We got off to a good start. During the 25-mile trip from the airport to the ranch, we discovered that the cowboy who picked us up and my nephew, Joey, shared a love of playing metal on their electric guitars.
Although it was dark when we arrived, the boys were thrilled with Tanque Verde, a 60,000-acre "Gunsmoke" set come to life. The working ranch, nestled in the foothills of the Rincon Mountains, sidles up to Saguaro National Park, named for the giant cactuses that dot the landscape. Guests stay in adobe-style cottages and a few small lodge rooms (perfect for solo visitors) that are scattered among several buildings, including a dining hall, a one-room nature center and a modest spa built of weathered wood and stone with a rusty metal roof. Across a sprawling green lawn, horses stood shoulder to shoulder in a big corral.

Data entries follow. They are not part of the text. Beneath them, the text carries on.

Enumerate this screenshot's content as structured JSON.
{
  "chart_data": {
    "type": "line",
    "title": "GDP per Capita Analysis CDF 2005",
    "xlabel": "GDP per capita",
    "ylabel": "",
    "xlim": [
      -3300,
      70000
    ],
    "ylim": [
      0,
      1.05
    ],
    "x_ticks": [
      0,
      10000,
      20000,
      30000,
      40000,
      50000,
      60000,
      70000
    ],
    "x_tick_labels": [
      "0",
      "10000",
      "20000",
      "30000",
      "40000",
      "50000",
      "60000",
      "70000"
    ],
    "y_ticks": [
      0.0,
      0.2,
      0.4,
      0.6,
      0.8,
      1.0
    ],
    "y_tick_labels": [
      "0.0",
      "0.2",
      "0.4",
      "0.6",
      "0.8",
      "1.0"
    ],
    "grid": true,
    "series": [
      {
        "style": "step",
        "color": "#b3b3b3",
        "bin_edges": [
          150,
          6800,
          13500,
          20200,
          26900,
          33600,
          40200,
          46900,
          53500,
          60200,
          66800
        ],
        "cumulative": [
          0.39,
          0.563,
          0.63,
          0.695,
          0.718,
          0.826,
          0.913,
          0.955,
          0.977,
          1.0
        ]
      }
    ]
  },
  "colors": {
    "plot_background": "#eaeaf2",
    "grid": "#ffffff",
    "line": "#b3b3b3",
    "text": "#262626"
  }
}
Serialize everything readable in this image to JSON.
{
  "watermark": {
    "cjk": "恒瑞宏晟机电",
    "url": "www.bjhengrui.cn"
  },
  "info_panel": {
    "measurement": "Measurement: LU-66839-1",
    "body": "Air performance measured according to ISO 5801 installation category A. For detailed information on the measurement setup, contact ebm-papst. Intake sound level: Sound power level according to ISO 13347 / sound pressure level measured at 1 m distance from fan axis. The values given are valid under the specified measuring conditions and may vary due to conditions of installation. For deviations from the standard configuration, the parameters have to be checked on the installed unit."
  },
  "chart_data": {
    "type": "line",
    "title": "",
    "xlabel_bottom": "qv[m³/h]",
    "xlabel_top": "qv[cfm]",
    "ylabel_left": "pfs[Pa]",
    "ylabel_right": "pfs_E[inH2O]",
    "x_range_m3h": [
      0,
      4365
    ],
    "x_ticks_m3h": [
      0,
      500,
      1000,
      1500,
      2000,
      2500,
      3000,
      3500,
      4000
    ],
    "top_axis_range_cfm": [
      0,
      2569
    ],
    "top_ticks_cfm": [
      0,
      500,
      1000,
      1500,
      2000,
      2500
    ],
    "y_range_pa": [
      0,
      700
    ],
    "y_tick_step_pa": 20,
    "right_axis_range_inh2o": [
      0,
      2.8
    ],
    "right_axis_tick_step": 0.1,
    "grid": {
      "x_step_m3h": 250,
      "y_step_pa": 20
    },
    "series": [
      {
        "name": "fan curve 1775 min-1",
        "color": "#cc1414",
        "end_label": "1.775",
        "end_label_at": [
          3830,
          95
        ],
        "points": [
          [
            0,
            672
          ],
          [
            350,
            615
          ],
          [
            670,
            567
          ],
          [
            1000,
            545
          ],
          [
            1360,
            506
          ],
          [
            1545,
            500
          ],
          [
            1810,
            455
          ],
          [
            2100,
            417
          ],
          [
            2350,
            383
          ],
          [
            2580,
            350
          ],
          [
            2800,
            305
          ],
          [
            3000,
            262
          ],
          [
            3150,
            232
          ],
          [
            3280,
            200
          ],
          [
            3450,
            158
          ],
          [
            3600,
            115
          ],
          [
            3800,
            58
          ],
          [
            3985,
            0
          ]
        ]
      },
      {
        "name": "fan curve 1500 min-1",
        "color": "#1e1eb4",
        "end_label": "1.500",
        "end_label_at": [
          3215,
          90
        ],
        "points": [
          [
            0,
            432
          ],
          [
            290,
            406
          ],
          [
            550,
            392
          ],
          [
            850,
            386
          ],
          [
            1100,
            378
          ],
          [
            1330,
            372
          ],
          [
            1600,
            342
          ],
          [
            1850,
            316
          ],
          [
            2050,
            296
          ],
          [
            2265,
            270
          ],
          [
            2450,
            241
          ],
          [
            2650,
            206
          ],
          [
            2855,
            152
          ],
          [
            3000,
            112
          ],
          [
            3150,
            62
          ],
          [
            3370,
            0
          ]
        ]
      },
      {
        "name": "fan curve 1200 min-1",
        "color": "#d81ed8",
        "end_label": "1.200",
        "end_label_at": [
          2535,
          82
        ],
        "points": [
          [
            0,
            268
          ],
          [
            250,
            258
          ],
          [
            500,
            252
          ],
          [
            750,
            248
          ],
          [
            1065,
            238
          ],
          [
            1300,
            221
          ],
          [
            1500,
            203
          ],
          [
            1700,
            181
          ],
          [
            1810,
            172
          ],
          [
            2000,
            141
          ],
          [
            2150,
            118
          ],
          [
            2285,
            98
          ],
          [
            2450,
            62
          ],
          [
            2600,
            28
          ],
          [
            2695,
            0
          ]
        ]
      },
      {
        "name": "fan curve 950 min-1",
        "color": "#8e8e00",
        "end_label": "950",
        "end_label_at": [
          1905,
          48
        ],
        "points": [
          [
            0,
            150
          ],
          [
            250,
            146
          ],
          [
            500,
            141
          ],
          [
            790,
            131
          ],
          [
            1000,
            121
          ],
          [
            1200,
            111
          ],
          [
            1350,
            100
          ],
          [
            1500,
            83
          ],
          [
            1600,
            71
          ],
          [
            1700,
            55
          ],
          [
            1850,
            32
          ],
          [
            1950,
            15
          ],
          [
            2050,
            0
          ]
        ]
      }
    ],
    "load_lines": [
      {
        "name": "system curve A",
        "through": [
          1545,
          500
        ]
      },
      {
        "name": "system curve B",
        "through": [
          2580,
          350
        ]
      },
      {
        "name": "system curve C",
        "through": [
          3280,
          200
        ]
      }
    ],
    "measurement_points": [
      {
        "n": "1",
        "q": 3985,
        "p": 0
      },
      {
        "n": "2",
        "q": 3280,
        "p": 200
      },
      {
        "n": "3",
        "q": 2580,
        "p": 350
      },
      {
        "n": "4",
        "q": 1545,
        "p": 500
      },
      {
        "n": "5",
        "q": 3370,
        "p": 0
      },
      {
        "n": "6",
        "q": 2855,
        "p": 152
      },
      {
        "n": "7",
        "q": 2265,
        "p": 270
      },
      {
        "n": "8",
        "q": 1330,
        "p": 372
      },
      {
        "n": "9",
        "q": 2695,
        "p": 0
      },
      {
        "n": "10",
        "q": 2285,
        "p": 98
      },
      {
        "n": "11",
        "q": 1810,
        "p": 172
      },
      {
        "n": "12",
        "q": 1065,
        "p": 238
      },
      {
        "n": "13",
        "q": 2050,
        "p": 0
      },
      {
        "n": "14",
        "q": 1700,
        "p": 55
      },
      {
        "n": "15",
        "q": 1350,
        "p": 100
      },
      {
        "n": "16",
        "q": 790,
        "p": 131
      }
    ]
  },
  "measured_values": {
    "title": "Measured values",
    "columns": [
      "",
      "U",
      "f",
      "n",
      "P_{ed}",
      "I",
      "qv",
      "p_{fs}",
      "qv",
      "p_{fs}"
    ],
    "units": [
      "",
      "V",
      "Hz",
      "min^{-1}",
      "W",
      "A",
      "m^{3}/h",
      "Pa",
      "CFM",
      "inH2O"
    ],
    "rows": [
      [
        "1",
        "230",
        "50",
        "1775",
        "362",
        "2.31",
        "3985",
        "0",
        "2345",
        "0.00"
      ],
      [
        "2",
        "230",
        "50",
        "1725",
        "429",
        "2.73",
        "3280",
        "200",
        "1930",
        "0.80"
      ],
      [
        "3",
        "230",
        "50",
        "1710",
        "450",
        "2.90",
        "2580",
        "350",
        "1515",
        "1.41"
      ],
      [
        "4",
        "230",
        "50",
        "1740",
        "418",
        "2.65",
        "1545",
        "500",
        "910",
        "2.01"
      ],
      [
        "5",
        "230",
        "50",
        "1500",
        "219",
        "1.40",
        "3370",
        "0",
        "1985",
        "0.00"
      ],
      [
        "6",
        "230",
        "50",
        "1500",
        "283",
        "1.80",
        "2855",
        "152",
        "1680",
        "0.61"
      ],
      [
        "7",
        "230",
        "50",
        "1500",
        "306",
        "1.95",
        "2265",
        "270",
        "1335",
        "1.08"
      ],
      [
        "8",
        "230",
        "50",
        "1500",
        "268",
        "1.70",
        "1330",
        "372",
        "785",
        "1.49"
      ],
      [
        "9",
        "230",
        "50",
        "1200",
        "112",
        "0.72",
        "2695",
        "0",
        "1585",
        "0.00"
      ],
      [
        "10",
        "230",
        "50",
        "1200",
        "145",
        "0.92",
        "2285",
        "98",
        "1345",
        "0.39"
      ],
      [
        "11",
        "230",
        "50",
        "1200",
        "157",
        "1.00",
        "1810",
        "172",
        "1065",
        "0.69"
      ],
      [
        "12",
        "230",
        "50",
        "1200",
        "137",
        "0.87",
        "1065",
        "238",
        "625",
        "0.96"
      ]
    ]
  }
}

On our first morning, I watched with delight as the sun rose over the Rincons from the covered front of our pink two-room casita. I later met with the lead wrangler — a Marlboro Man, if I've ever seen one. Through a well-waxed handlebar mustache, he told me there are several rides daily for people of all abilities, and we could do as many as we liked. Then, he warned that we would need to pass a riding test if we wanted to do a lope ride — like the Daytona 500 of trail rides, with a fast gait and a bit of danger.
"And ours is the most difficult in the industry," he said.
I was happy for the high safety standards, but knew that it would be difficult for us to pass, so we took a group riding lesson with two wranglers and a dozen or so riders from Poland who were visiting the ranch as part of a Philip Morris employee incentive trip. I called them the Smokin' Poles.
We started with the basics: steering the horses and getting them to start and stop. Not tough for us, but the others seemed flummoxed.
"Kick!" the wrangler yelled, trying to get each rider to take his horse around the ring.
It was clear that the Smokin' Poles didn't understand, and neither did their horses, but it made my nephews and me feel better about our riding skills.
After lunch, we set out on a mountain-bike ride along some of the trails that surround the ranch. We sped along the narrow trails, dodging the menacing outstretched arms of cactuses growing toward the trails. Our guide, Casey, warned about other dangers, as well, including rattlesnakes and javelinas, small pig-like animals that run through the ranch in packs.